Nem sempre os projetos mais interessantes nascem de famílias centenárias ou de vinhas herdadas. Às vezes nascem de conversas longas, viagens improvisadas e dois amigos com uma obsessão saudável: provar, perguntar e ir ver com os próprios olhos o que faz de Portugal um país vinícola fora de série.
É assim que começa a história da Conexão Wines, criada por Rodrigo Mendes e Estefânio Morais, dois co-founders que decidiram que não precisavam de ter vinhas próprias para fazer vinhos com identidade. Pelo contrário. A missão é outra: percorrer o país como um mapa vivo, trabalhar lado a lado com produtores locais e revelar terroirs e castas muitas vezes subvalorizados — sempre com mínima intervenção e máximo respeito pela origem. O mais recente capítulo desta viagem chama-se Conexão 2023 – O Segredo. E o nome não é exagero.

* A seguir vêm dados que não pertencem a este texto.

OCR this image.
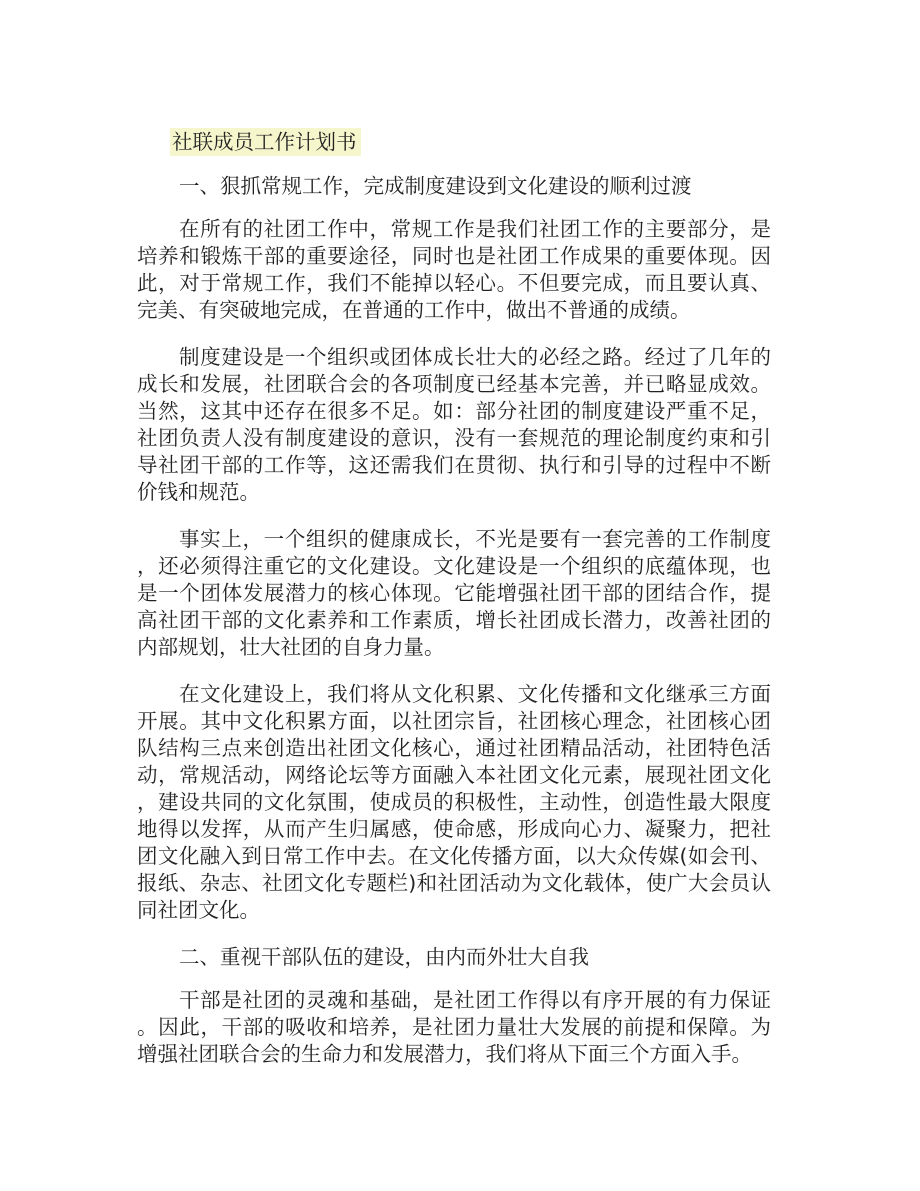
社联成员工作计划书
一、狠抓常规工作，完成制度建设到文化建设的顺利过渡
在所有的社团工作中，常规工作是我们社团工作的主要部分，是
培养和锻炼干部的重要途径，同时也是社团工作成果的重要体现。因
此，对于常规工作，我们不能掉以轻心。不但要完成，而且要认真、
完美、有突破地完成，在普通的工作中，做出不普通的成绩。
制度建设是一个组织或团体成长壮大的必经之路。经过了几年的
成长和发展，社团联合会的各项制度已经基本完善，并已略显成效。
当然，这其中还存在很多不足。如：部分社团的制度建设严重不足，
社团负责人没有制度建设的意识，没有一套规范的理论制度约束和引
导社团干部的工作等，这还需我们在贯彻、执行和引导的过程中不断
价钱和规范。
事实上，一个组织的健康成长，不光是要有一套完善的工作制度
，还必须得注重它的文化建设。文化建设是一个组织的底蕴体现，也
是一个团体发展潜力的核心体现。它能增强社团干部的团结合作，提
高社团干部的文化素养和工作素质，增长社团成长潜力，改善社团的
内部规划，壮大社团的自身力量。
在文化建设上，我们将从文化积累、文化传播和文化继承三方面
开展。其中文化积累方面，以社团宗旨，社团核心理念，社团核心团
队结构三点来创造出社团文化核心，通过社团精品活动，社团特色活
动，常规活动，网络论坛等方面融入本社团文化元素，展现社团文化
，建设共同的文化氛围，使成员的积极性，主动性，创造性最大限度
地得以发挥，从而产生归属感，使命感，形成向心力、凝聚力，把社
团文化融入到日常工作中去。在文化传播方面，以大众传媒(如会刊、
报纸、杂志、社团文化专题栏)和社团活动为文化载体，使广大会员认
同社团文化。
二、重视干部队伍的建设，由内而外壮大自我
干部是社团的灵魂和基础，是社团工作得以有序开展的有力保证
。因此，干部的吸收和培养，是社团力量壮大发展的前提和保障。为
增强社团联合会的生命力和发展潜力，我们将从下面三个方面入手。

Um Douro diferente do óbvio
Este novo tinto nasce no Baixo Corgo, Douro, mas foge ao estereótipo do tinto duriense musculado e pesado. As vinhas têm mais de 25 anos, estão plantadas a cerca de 500 metros de altitude, em encostas de xisto com influência granítica — combinação perfeita para maturações lentas, frescura natural e precisão aromática. O blend é raro e pouco visto: 50% Tinta Francisca + 50% Tinta Amarela. Duas castas que, quando bem tratadas, entregam aquilo que o consumidor moderno anda a pedir (e muito): fruta vermelha limpa, elegância, tensão e leveza com carácter.
O estágio que muda tudo
Em vez de barrica, o vinho estagiou 24 meses em cimento. Resultado? Nada de maquilhagem de madeira. O que se sente é o sítio, a casta e a textura pura da fruta.

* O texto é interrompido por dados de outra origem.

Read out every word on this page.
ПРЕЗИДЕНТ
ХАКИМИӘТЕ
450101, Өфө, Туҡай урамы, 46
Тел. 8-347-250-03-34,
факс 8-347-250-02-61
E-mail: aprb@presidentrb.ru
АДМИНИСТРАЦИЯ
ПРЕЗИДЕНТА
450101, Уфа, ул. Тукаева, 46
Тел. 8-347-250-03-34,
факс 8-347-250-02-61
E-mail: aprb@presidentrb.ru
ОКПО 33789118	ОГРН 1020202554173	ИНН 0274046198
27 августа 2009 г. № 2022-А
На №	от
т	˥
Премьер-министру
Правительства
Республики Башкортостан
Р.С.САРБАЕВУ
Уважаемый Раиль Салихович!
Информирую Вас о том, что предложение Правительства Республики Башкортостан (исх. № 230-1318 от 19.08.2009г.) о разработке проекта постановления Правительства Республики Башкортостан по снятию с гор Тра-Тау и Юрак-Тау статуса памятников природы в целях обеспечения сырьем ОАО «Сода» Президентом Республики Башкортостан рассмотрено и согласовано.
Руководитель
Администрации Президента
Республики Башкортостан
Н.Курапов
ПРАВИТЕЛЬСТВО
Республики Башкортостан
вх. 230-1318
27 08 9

No copo, isto traduz-se assim: Nariz: cereja fresca, fruta vermelha viva, pimenta preta bem integrada e um toque subtil de bosque. Boca: tanino finíssimo, textura limpa e uma elegância quase aérea. Final: fresco, longo e vibrante, com aquela tensão que dá vontade de voltar ao copo. Com o tempo em garrafa, promete ganhar ainda mais nuance — morango maduro, delicadeza extra — mas sem nunca perder o equilíbrio.Dados rápidos (para os geeks do vinho): 13,8% vol | Acidez total 5,7 g/L | pH 3,56 | Açúcar residual 0,63 g/L.
Um projeto que é mais do que um vinho
O Conexão não é um rótulo isolado — é um conceito. Rodrigo e Estefânio já exploraram territórios como Douro, Monção e Tejo, sempre com a mesma lógica:
sem vinhas próprias, mas com relações próximas com quem está no terreno, valorizando a economia local e a diversidade portuguesa.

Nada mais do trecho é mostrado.